Jakarta, CNBC Indonesia — Masyarakat Indonesia semakin ramai menggunakan layanan buy now pay later (BNPL). Penyaluran kredit paylater per Februari 2025 tercatat sebesar Rp 36,24 triliun, naik 27,65% secara tahunan atau year on year (YoY).
Direktur Utama Pefindo Biro Kredit (IdScore) Tan Glant Saputrahadi mengatakan total akun paylater yang dibukukan per Februari 2025 sebesar 48,35 juta akun atau tumbuh 37,34% secara yoy.
"BNPL secara umum tidak terdampak terhadap pelemahan daya beli, ini dibuktikan dengan pertumbuhan bulanan sebesar 2,53% dibandingkan bulan sebelumnya dan pertumbuhan tahunan masih di dua digit," ungkap Tan Glant kepada CNBC Indonesia tertulis, dikutip Selasa, (22/4/2025).
Berdasarkan usia, pengguna paylater masih didominasi oleh generasi Z dan milenial. Secara rinci, usia 20-30 tahun sebesar 46,6%, usia 30-40 tahun sebesar 29,19%, lalu usia 40-50 tahun 13,32%.
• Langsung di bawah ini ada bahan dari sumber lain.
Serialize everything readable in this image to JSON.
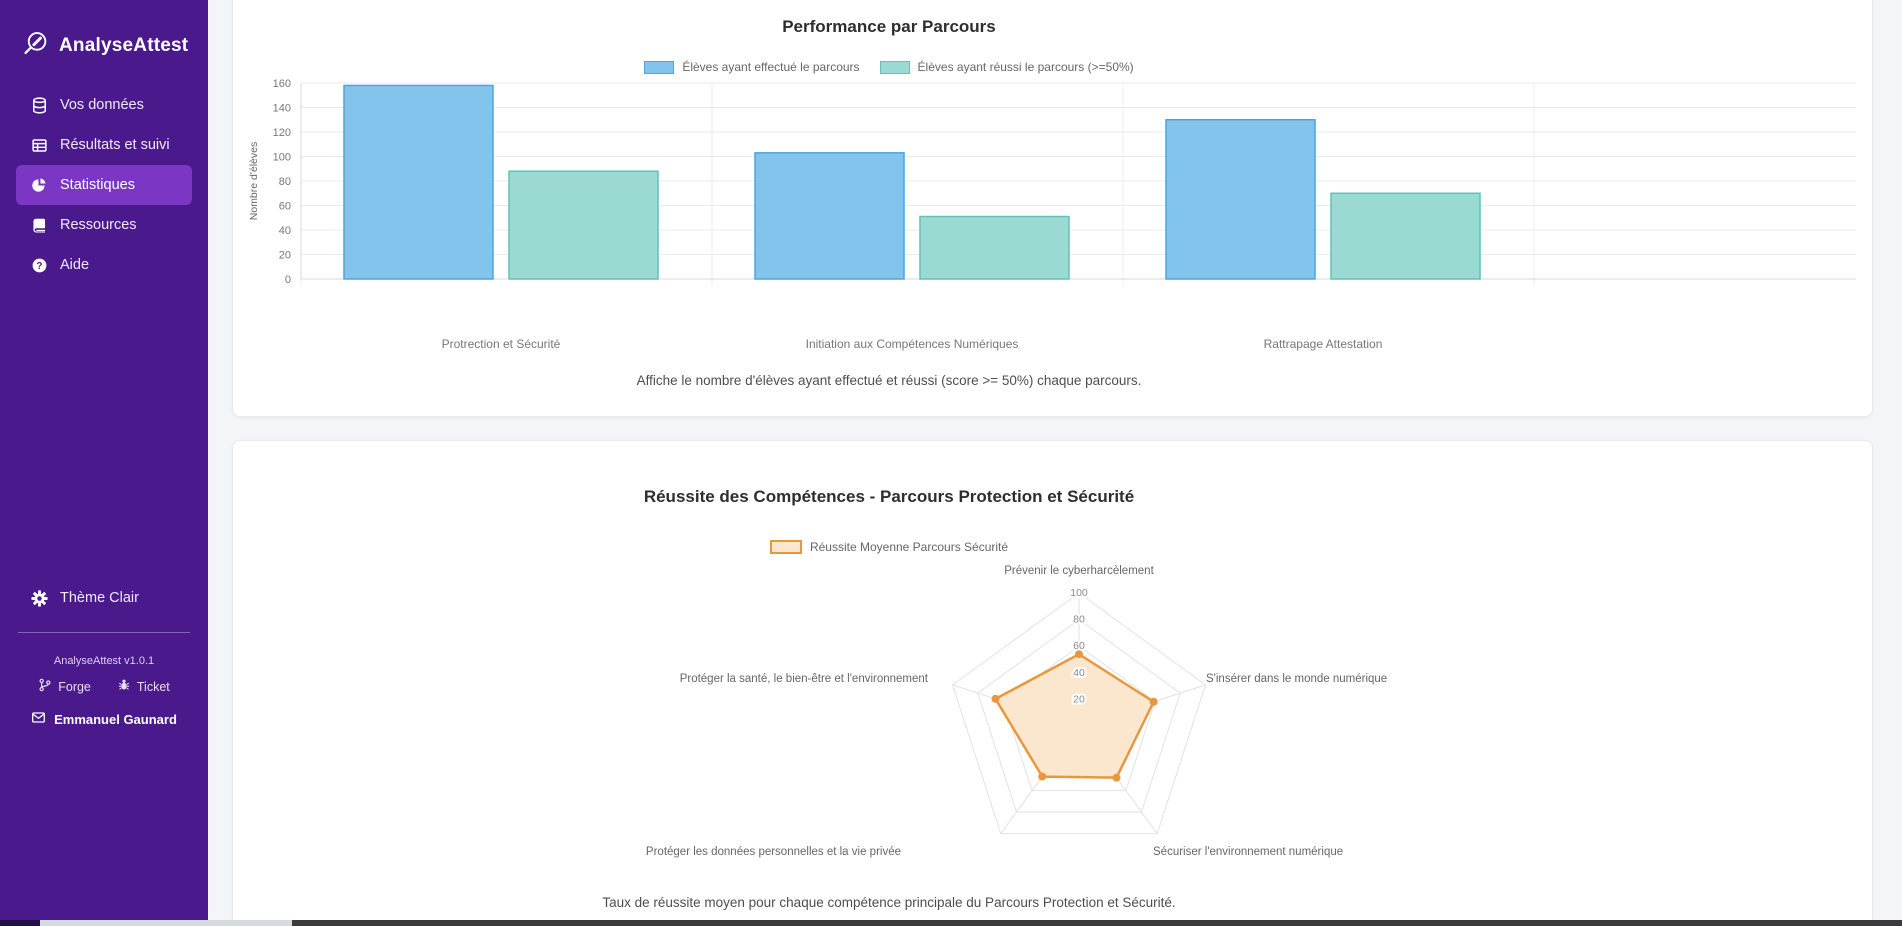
{
  "theme": {
    "sidebar_bg": "#4a1a8c",
    "sidebar_active_bg": "#7c36c4",
    "card_bg": "#ffffff",
    "page_bg": "#f4f5f8"
  },
  "sidebar": {
    "brand": "AnalyseAttest",
    "nav": [
      {
        "label": "Vos données",
        "icon": "database-icon",
        "active": false
      },
      {
        "label": "Résultats et suivi",
        "icon": "table-icon",
        "active": false
      },
      {
        "label": "Statistiques",
        "icon": "pie-chart-icon",
        "active": true
      },
      {
        "label": "Ressources",
        "icon": "book-icon",
        "active": false
      },
      {
        "label": "Aide",
        "icon": "help-icon",
        "active": false
      }
    ],
    "theme_toggle": "Thème Clair",
    "version": "AnalyseAttest v1.0.1",
    "links": [
      {
        "label": "Forge",
        "icon": "git-branch-icon"
      },
      {
        "label": "Ticket",
        "icon": "bug-icon"
      }
    ],
    "user": "Emmanuel Gaunard"
  },
  "chart_data": [
    {
      "type": "bar",
      "title": "Performance par Parcours",
      "categories": [
        "Protrection et Sécurité",
        "Initiation aux Compétences Numériques",
        "Rattrapage Attestation"
      ],
      "series": [
        {
          "name": "Élèves ayant effectué le parcours",
          "color": "#82c4ec",
          "border": "#4ba6dd",
          "values": [
            158,
            103,
            130
          ]
        },
        {
          "name": "Élèves ayant réussi le parcours (>=50%)",
          "color": "#9bdad2",
          "border": "#5fc4b7",
          "values": [
            88,
            51,
            70
          ]
        }
      ],
      "xlabel": "",
      "ylabel": "Nombre d'élèves",
      "ylim": [
        0,
        160
      ],
      "ytick_step": 20,
      "grid": true,
      "legend_position": "top",
      "caption": "Affiche le nombre d'élèves ayant effectué et réussi (score >= 50%) chaque parcours."
    },
    {
      "type": "radar",
      "title": "Réussite des Compétences - Parcours Protection et Sécurité",
      "legend": "Réussite Moyenne Parcours Sécurité",
      "axes": [
        "Prévenir le cyberharcèlement",
        "S'insérer dans le monde numérique",
        "Sécuriser l'environnement numérique",
        "Protéger les données personnelles et la vie privée",
        "Protéger la santé, le bien-être et l'environnement"
      ],
      "values": [
        54,
        59,
        48,
        47,
        66
      ],
      "rlim": [
        0,
        100
      ],
      "rtick_step": 20,
      "series_color": "#e9973e",
      "fill_color": "#fbe7cd",
      "legend_position": "top",
      "caption": "Taux de réussite moyen pour chaque compétence principale du Parcours Protection et Sécurité."
    }
  ]
}
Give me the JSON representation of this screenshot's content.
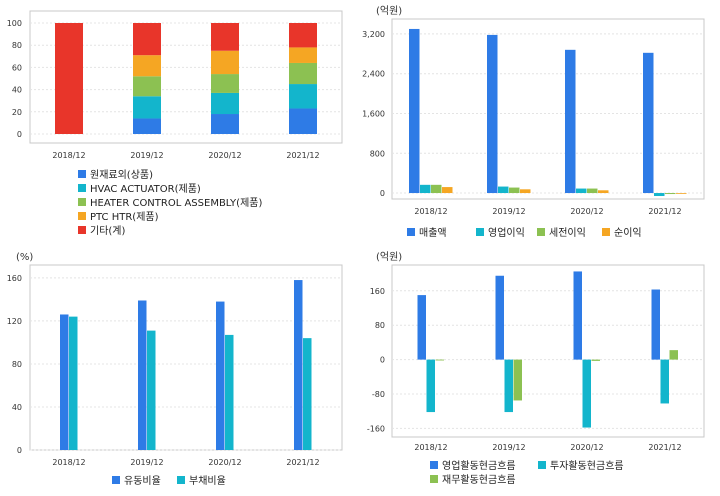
{
  "colors": {
    "blue": "#2e7be6",
    "cyan": "#13b5cc",
    "green": "#8cc152",
    "orange": "#f5a623",
    "red": "#e8352a"
  },
  "chart_data": [
    {
      "type": "bar",
      "stacked": true,
      "categories": [
        "2018/12",
        "2019/12",
        "2020/12",
        "2021/12"
      ],
      "series": [
        {
          "name": "원재료외(상품)",
          "color": "blue",
          "values": [
            0,
            14,
            18,
            23
          ]
        },
        {
          "name": "HVAC ACTUATOR(제품)",
          "color": "cyan",
          "values": [
            0,
            20,
            19,
            22
          ]
        },
        {
          "name": "HEATER CONTROL ASSEMBLY(제품)",
          "color": "green",
          "values": [
            0,
            18,
            17,
            19
          ]
        },
        {
          "name": "PTC HTR(제품)",
          "color": "orange",
          "values": [
            0,
            19,
            21,
            14
          ]
        },
        {
          "name": "기타(계)",
          "color": "red",
          "values": [
            100,
            29,
            25,
            22
          ]
        }
      ],
      "yticks": [
        0,
        20,
        40,
        60,
        80,
        100
      ],
      "ylim": [
        0,
        100
      ],
      "unit": "",
      "legend": "bottom"
    },
    {
      "type": "bar",
      "categories": [
        "2018/12",
        "2019/12",
        "2020/12",
        "2021/12"
      ],
      "series": [
        {
          "name": "매출액",
          "color": "blue",
          "values": [
            3300,
            3180,
            2880,
            2820
          ]
        },
        {
          "name": "영업이익",
          "color": "cyan",
          "values": [
            165,
            130,
            90,
            -60
          ]
        },
        {
          "name": "세전이익",
          "color": "green",
          "values": [
            165,
            110,
            90,
            -20
          ]
        },
        {
          "name": "순이익",
          "color": "orange",
          "values": [
            120,
            75,
            55,
            -10
          ]
        }
      ],
      "yticks": [
        0,
        800,
        1600,
        2400,
        3200
      ],
      "ylim": [
        -120,
        3500
      ],
      "unit": "(억원)",
      "legend": "bottom"
    },
    {
      "type": "bar",
      "categories": [
        "2018/12",
        "2019/12",
        "2020/12",
        "2021/12"
      ],
      "series": [
        {
          "name": "유동비율",
          "color": "blue",
          "values": [
            126,
            139,
            138,
            158
          ]
        },
        {
          "name": "부채비율",
          "color": "cyan",
          "values": [
            124,
            111,
            107,
            104
          ]
        }
      ],
      "yticks": [
        0,
        40,
        80,
        120,
        160
      ],
      "ylim": [
        0,
        172
      ],
      "unit": "(%)",
      "legend": "bottom"
    },
    {
      "type": "bar",
      "categories": [
        "2018/12",
        "2019/12",
        "2020/12",
        "2021/12"
      ],
      "series": [
        {
          "name": "영업활동현금흐름",
          "color": "blue",
          "values": [
            150,
            195,
            205,
            163
          ]
        },
        {
          "name": "투자활동현금흐름",
          "color": "cyan",
          "values": [
            -122,
            -122,
            -158,
            -102
          ]
        },
        {
          "name": "재무활동현금흐름",
          "color": "green",
          "values": [
            -2,
            -95,
            -3,
            22
          ]
        }
      ],
      "yticks": [
        -160,
        -80,
        0,
        80,
        160
      ],
      "ylim": [
        -180,
        220
      ],
      "unit": "(억원)",
      "legend": "bottom"
    }
  ]
}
Sementara itu, pengguna paylater yang berusia kurang dari 20 tahun menyumbang porsi sebesar 6,79%, lalu 50-55 tahun 2,26% dan lebih dari 55 tahun 2,04%.
Pertumbuhan paylater ini terjadi di tengah anomali konsumsi rumah tangga menjelang lebaran. BPS kembali mencatat deflasi pada Februari 2025, baik secara tahunan (-0,09%), bulanan (-0,48%) maupun year to date (-1,24%). Meski, secara agregat, inflasi inti masih cukup baik 0,25% (bulanan) dan 2,48% (tahunan).
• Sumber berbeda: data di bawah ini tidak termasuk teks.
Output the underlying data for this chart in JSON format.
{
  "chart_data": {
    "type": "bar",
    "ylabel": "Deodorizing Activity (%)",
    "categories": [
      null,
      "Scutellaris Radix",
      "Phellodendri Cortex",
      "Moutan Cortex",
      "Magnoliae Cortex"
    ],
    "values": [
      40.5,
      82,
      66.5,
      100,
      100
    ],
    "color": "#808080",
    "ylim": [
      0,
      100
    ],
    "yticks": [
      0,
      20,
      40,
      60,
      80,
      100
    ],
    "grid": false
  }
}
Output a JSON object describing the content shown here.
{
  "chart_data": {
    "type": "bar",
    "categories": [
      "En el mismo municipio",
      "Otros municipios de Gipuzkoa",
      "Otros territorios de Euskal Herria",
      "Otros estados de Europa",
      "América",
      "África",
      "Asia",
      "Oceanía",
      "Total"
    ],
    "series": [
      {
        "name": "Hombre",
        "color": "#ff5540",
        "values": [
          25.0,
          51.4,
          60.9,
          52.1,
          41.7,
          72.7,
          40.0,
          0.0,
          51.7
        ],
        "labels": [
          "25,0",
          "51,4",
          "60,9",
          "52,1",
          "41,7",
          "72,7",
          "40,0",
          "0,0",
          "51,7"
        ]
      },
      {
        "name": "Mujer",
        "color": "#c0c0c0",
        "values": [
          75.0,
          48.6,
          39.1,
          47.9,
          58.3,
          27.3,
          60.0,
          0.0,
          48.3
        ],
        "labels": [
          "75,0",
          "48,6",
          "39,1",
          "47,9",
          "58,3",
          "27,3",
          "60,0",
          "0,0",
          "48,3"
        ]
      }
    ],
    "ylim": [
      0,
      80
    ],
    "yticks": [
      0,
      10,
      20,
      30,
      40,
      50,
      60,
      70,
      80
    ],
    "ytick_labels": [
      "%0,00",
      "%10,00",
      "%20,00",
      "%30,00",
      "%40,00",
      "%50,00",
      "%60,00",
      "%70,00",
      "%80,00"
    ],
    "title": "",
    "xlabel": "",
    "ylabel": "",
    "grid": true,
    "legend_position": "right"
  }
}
Menurut lembaga itu, faktor terbesar penyumbang deflasi memang berasal dari kelompok pengeluaran perumahan, air, listrik dan bahan bakar rumah tangga, yang dipicu oleh insentif diskon tarif listrik 50% yang diberikan pemerintah untuk rumah tangga kelas menengah sejak dari Januari hingga Februari 2025 lalu.
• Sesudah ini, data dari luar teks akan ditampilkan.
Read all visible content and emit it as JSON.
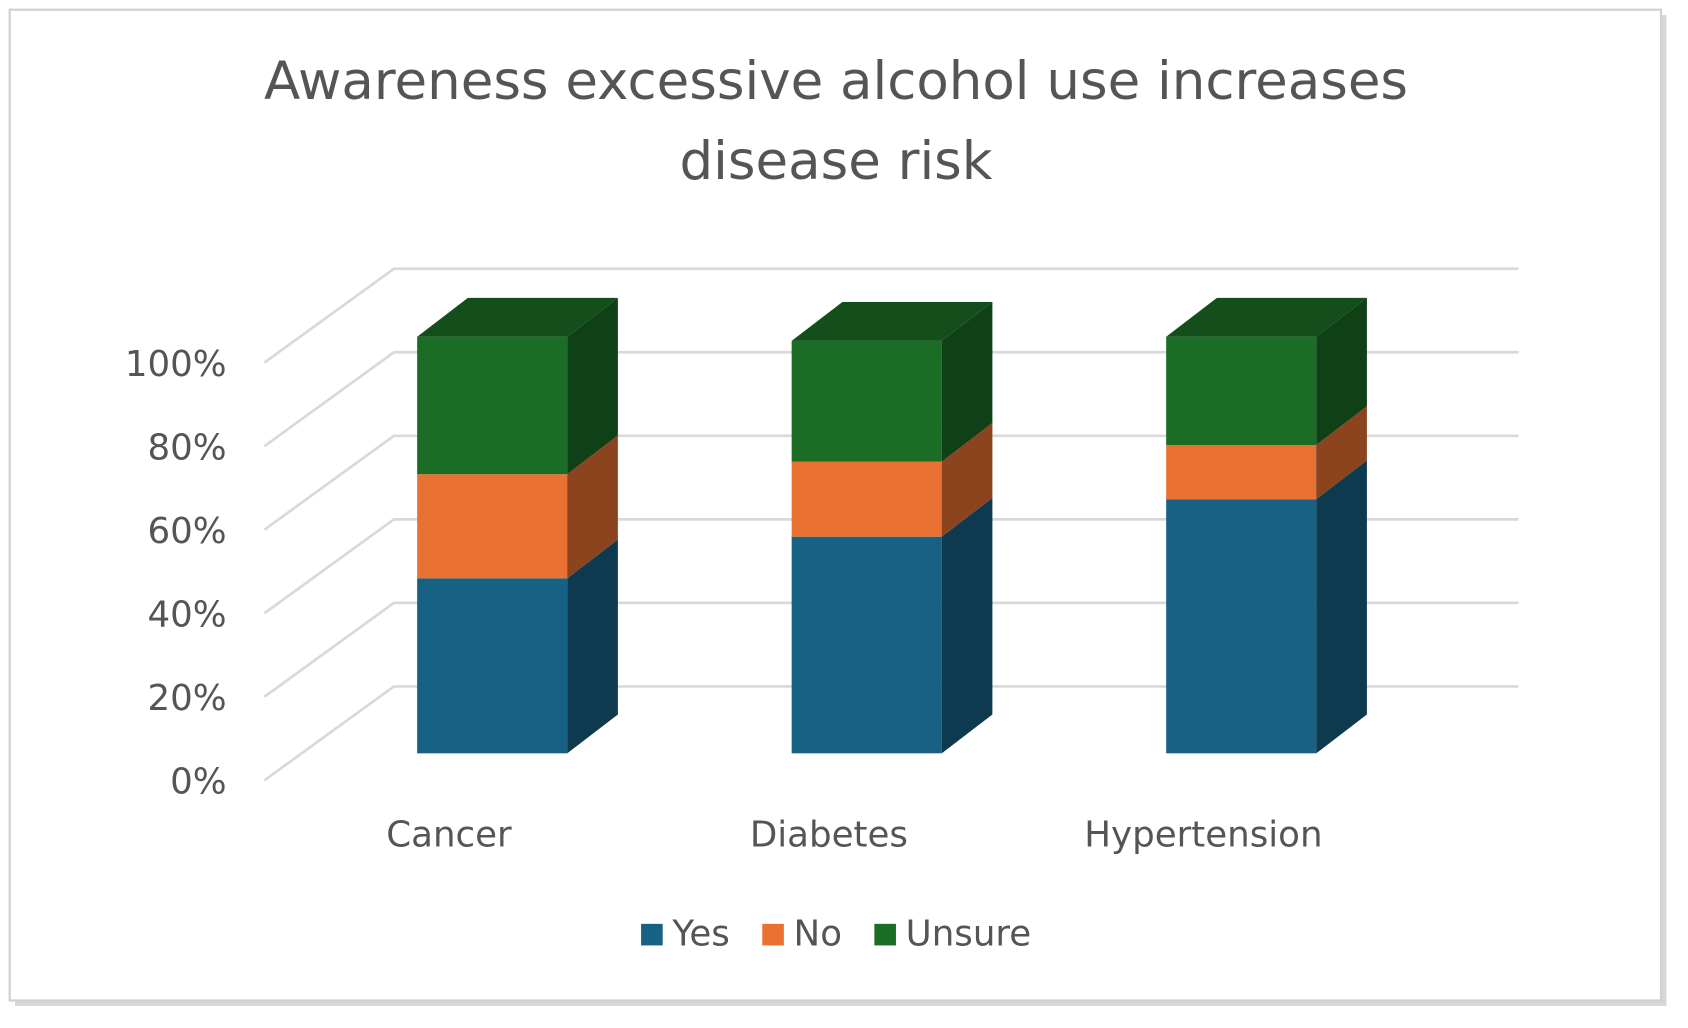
{
  "chart_data": {
    "type": "bar3d_stacked",
    "title": "Awareness excessive alcohol use increases disease risk",
    "categories": [
      "Cancer",
      "Diabetes",
      "Hypertension"
    ],
    "series": [
      {
        "name": "Yes",
        "color": "#176184",
        "values": [
          42,
          52,
          61
        ]
      },
      {
        "name": "No",
        "color": "#e97132",
        "values": [
          25,
          18,
          13
        ]
      },
      {
        "name": "Unsure",
        "color": "#1b6c25",
        "values": [
          33,
          29,
          26
        ]
      }
    ],
    "ylim": [
      0,
      100
    ],
    "yticks": [
      {
        "value": 0,
        "label": "0%"
      },
      {
        "value": 20,
        "label": "20%"
      },
      {
        "value": 40,
        "label": "40%"
      },
      {
        "value": 60,
        "label": "60%"
      },
      {
        "value": 80,
        "label": "80%"
      },
      {
        "value": 100,
        "label": "100%"
      }
    ],
    "grid": true,
    "legend": "bottom"
  }
}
Namun, janggalnya, deflasi pada Februari 2025 tidak hanya terjadi pada kelompok pengeluaran tersebut, melainkan juga pada kelompok makanan, minuman dan tembakau, dengan andil sebesar -0,12% secara bulanan.
Pada 2024, kelompok pengeluaran ini memberikan andil inflasi secara bulanan sebesar 0,29% pada Februari dan 0,41% pada bulan Maret. Sedangkan pada 2023,
kelompok ini memberikan andil inflasi secara bulanan sebesar 0,13% (Februari) dan 0,09% (Maret).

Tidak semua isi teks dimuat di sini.